Outrage and Inaugural Boycotts Follow Trump Attack on Rep. John Lewis
In today's headlines, Donald Trump faced a national outcry and plans by at least 42 members of Congress to boycott his inauguration, after he used the Martin Luther King holiday weekend to attack civil rights icon John Lewis. On Friday, Democratic Congressmember Lewis questioned the legitimacy of Trump’s election while speaking to NBC News’s Chuck Todd:
Rep. John Lewis: "I don’t see this president-elect as a legitimate president."
Chuck Todd: "You do not consider him a legitimate president?"
Rep. John Lewis: "No."
Chuck Todd: "Why is that?"
Rep. John Lewis: "I think the Russians participated in helping this man get elected, and they helped destroy the candidacy of Hillary Clinton. I don’t plan to attend the inauguration. It will be the first one that I miss since I’ve been in the Congress. You cannot be at home with something that you feel that is wrong."
On Saturday, Donald Trump hit back at Lewis on Twitter, calling his Georgia district "crime infested" and calling Rep. Lewis "All talk, talk, talk–no action." Trump’s attacks sparked a torrent of criticism, with dozens of lawmakers denouncing Trump for attacking a living civil rights legend—especially on the weekend before the Martin Luther King Jr. federal holiday. In 1965, Lewis was nearly beaten to death marching for civil rights in Selma, Alabama. As of Tuesday morning, 42 Democratic representatives had pledged to boycott Friday’s inauguration. Among them was Congressmember Yvette Clarke of New York.
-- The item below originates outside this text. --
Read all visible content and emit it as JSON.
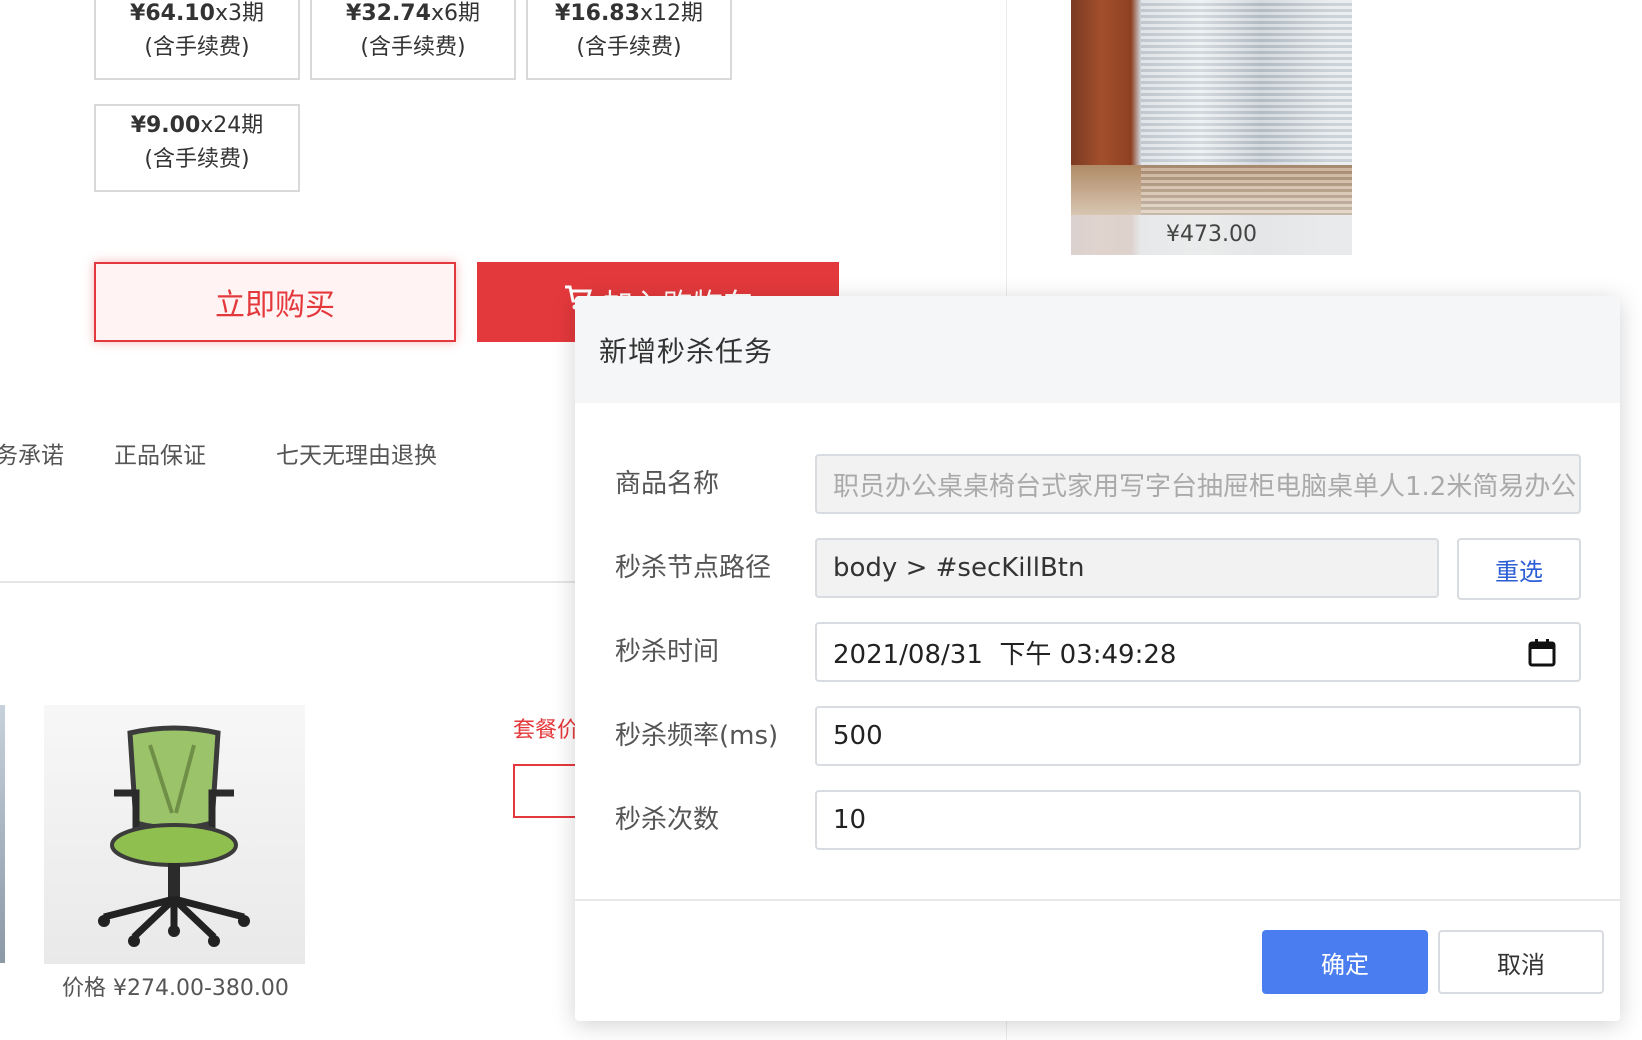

Rep. Yvette Clarke: "I looked at the Cabinet selections of the incoming president. I thought it was important that I not lend credibility, if you will, to a process that would marginalize and in many ways harm the people that I represent. So I will not be attending the inauguration of Donald Trump."
The Washington Post reports Trump will take the oath of office Friday as the least popular incoming president in at least four decades, with more than half of all Americans viewing him unfavorably.